1) Scratch my own itch - as an avid outdoorsman, if I want to share my adventures, or prepare for an event like a race, there isn't a good way to visualize what the terrain and experience is like
2) Idea Extraction - speaking to other people, we found out that if you were a paraglider, pilot, wildlife researcher, commercial drone operator, you had similar issues, but of course, these brought more ideas and feature requests to the table
3) Idea extraction - Though we spoke to people in the mapping space, and some in video, there wasn't really an area of expertise, so I don't think this really qualifies
4) Living in the future - we recognized that what we had built was a low-level volumetric video experience which could be made by anybody with just a GPX file. This brings us to the future of any photo and video captured in the outdoors can be made into a 3D volumetric experience.

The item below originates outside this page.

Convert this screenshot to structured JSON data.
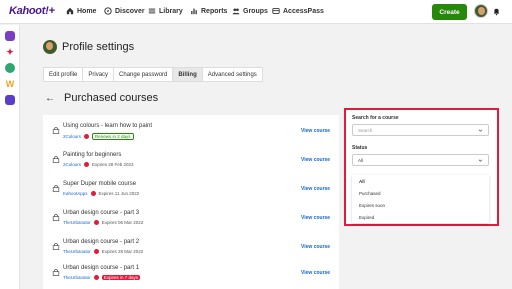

That's how I look at it. Why would you limit your ideation to only one quadrant?
> However, the usefulness of organic, bottom-up ideation depends heavily on the kind of life you’re living. If you’re living an interesting life, full of intellectual adventures, you’ll have no problem spotting opportunities.
Quite the opposite! If you have an "average life" you will be faced with the same problems as many others, giving your ideas and solutions a practical market.

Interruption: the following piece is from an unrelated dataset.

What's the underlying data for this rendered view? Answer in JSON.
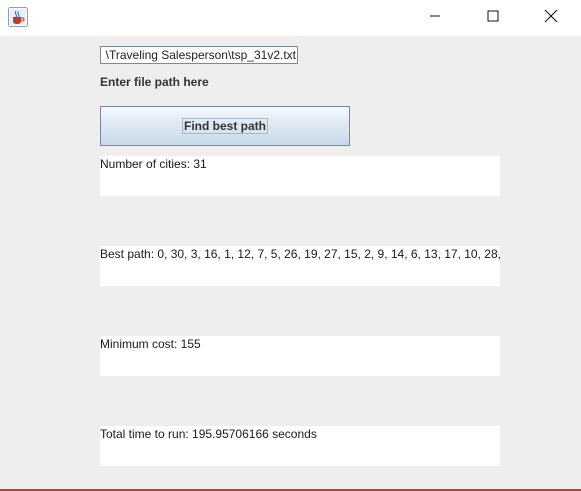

I find the distinction between organic and inorganic a bit too harsh in this example, theres also your tribe or subculture you're immersed in. Focusing on problems you've heard about in some online forum vs. problems people around you have experienced can't be both cassified under inorganic, tribal ideas are more like in the middle of the quadrant.
This was something that stuck out to me like a sore thumb when I proofread the article. After all, the whole point is to highlight the various product ideation approaches, not just Paul Graham's favorite approach. But it's just that Graham is so damn quotable.
I did not read the PG link, but I did read a book once by a leading sociologist of science. One kind of example he cited involved the unusual number of Nobel prize winners (in different fields) who had been college roommates. As I remember it, his argument highlighted or presumed a shared strategy: smart people seeking out exposure and conversational opportunities at the leading edge of new fields.
> This eternally dualistic subject-object way of approaching the motorcycle sounds right to us because we're used to it. But it's not right. It's always been an artificial interpretation superimposed on reality. It's never been reality itself.
Pirsig continues:
> When this duality is completely accepted a certain nondivided relationship between the mechanic and the motorcycle, a craftsmanlike feeling for the world, is destroyed. When traditional rationality divides the world up into subjects and objects it shuts out Quality, and when you're really stuck it's Quality, not subjects or objects, that tells you where you ought to go.
Pirsig concludes:
> By returning our attention to Quality it is hoped that we can get technological work out of the noncaring subject-object dualism and back into craftsmanlike self-involved reality again, which will reveal to us the facts we need when we are stuck.
What Pirsig is saying, in this case, is that trying to have good ideas isn't helpful because you're still stuck in a mindset where you are distinct from your ideas. Instead, you need to embody your ideas somehow; you need to remove the barrier between you and what you're thinking about.